Before you start creating your UI, you may want to sketch your UI design on paper to get an idea of the overall strategy you'll use for placing various panels and components, and for assigning layouts. You can also prototype your UI directly in the UI Designer. JBuilder makes this easy by providing a layout called XYLayout which leaves the components where you place them and the size you create them.

Use XYLayout for prototyping

To make this approach simpler, Borland provides a BevelPanel that defaults to XYLayout. Also, the Application Wizard, which is the best way to start a new UI project, generates a UI container class that extends DecoratedFrame and uses BorderLayout. Then it fills the frame with a BevelPanel that is XYLayout. This panel is where you'll do your UI design.

If you use an AWT Panel in your design, it uses FlowLayout by default, so you may want to switch it to XYLayout during prototyping.

When you initially add a new panel of any type to the UI Designer, you'll notice that the layout property in the Inspector says <default layout>. This means the UI Designer will automatically use the default layout for that container. However, you should immediately change the layout property to the layout manager you want to use so it is visible in the Component Tree and its constraints can be modified in the Inspector. You cannot edit layout properties for <default layout>. For more information on layout constraints, see Layouts provided by JBuilder in Building Applications with JBuilder.

Design the big regions first

We recommend that you start designing the big regions of your UI first, then work down into finer details within those regions as you go, using XYLayout exclusively. Once the design is right, work systematically from the inner regions outward, converting the panels to more portable layouts such as FlowLayout, BorderLayout, or GridLayout, making minor adjustments if necessary.

Usually you place a container in your design first, then add components to it. However, if you need to, you can draw a new container around existing components. However, these components won't automatically nest into the new panel. After drawing the container, you must explicitly move each component in the container. You may even need to move it out of the container, then back in. Watch the Component Tree to see when it nests properly. Each component inside a container is indented in the Component Tree under its container.

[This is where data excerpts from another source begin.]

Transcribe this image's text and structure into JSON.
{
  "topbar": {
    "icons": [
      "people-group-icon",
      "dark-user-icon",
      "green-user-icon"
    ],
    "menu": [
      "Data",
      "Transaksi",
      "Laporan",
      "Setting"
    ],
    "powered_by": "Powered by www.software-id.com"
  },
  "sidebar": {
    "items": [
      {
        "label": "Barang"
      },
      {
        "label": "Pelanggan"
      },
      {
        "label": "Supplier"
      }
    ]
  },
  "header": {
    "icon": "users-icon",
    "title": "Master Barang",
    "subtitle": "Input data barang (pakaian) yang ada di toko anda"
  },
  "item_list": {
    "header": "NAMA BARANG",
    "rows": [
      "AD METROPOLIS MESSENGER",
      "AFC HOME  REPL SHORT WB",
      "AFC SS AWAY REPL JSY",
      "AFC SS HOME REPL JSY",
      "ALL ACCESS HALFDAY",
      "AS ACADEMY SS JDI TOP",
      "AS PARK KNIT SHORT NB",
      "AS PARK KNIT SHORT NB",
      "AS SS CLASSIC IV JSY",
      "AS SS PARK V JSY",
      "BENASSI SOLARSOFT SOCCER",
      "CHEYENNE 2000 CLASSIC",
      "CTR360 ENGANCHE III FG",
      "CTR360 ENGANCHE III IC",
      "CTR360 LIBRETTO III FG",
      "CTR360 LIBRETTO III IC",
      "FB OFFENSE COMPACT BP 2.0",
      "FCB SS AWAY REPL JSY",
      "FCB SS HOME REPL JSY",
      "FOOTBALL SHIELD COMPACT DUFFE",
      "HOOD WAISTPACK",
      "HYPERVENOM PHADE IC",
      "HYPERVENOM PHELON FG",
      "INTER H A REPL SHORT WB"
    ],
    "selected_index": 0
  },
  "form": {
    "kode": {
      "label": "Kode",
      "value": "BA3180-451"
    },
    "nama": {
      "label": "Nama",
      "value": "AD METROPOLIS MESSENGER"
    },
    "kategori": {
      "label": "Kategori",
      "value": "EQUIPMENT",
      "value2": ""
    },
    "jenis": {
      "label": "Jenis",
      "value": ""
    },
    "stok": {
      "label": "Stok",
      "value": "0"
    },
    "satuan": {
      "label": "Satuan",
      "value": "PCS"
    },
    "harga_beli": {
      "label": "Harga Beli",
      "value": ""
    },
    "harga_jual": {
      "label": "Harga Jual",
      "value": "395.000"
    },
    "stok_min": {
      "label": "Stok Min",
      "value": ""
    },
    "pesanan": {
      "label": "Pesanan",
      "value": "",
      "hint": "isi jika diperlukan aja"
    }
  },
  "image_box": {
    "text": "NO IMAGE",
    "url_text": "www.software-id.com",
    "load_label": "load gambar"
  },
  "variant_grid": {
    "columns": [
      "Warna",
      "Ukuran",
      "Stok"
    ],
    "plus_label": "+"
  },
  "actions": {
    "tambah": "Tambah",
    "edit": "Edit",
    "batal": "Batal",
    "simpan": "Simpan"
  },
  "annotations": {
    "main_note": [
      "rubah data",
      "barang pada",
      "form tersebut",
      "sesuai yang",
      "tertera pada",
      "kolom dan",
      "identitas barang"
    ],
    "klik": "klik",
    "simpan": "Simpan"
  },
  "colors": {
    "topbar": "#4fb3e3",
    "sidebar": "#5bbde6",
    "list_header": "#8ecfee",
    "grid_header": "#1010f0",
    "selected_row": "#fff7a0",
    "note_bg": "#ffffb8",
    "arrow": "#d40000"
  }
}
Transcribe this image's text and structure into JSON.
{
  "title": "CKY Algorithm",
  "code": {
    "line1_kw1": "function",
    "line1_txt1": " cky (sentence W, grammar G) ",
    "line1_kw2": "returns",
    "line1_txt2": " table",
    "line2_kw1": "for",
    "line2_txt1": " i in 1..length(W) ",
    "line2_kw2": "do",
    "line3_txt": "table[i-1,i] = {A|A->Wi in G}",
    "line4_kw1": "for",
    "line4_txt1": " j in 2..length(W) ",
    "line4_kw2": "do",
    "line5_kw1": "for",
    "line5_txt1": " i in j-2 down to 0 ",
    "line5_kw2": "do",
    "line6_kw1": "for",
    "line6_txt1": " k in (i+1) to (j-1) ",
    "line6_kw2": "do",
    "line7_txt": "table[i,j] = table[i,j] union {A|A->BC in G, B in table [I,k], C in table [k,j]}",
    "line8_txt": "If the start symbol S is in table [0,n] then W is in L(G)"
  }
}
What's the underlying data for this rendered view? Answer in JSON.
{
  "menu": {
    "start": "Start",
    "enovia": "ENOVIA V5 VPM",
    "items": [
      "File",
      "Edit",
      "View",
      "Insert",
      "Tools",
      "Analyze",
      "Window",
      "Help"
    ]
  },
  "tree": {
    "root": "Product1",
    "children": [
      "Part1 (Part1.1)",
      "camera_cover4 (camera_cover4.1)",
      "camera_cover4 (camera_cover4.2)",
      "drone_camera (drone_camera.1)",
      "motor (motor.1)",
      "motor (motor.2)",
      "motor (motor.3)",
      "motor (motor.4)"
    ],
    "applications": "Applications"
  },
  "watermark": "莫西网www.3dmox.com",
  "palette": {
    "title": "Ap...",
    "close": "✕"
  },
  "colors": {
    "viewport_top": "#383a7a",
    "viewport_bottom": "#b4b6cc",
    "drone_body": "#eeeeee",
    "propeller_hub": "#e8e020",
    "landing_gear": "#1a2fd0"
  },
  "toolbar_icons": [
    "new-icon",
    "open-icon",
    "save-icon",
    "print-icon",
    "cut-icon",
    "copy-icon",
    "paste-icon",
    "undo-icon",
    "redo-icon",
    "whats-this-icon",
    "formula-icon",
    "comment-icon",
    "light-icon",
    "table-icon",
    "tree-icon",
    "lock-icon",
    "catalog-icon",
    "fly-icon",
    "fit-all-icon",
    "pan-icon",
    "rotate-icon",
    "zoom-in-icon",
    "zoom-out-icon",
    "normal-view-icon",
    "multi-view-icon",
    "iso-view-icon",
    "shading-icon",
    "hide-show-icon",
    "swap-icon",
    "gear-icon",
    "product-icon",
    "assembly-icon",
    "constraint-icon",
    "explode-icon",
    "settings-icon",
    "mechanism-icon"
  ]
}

If the component is at the same level of indentation with a panel, it is not inside it yet.

Save before experimenting

You should expect that when you start designing in JBuilder, you will inevitably do things by trial and error, especially once you start changing the layouts to something besides XYLayout. Be sure to save your file before experimenting with a layout change so if it doesn't work, you can go back.

Even when you plan your UI first, you may discover three quarters of the way through that a particular layout you planned to use just doesn't work like you expected. This might mean backing up quite a ways in the design and using a different configuration of containers and components and layouts. For this reason, you might want to copy the container file (for example Frame1.java) to a different name and safe location at critical places along the way so if you do have to go back, you won't have to start completely over.

One thing that will really speed up your UI design work in the future is to create separate JavaBean components such as toolbars, status bars, check box groups, or dialogs that you can add to the Component Palette and reuse with no (or only minor) modifications.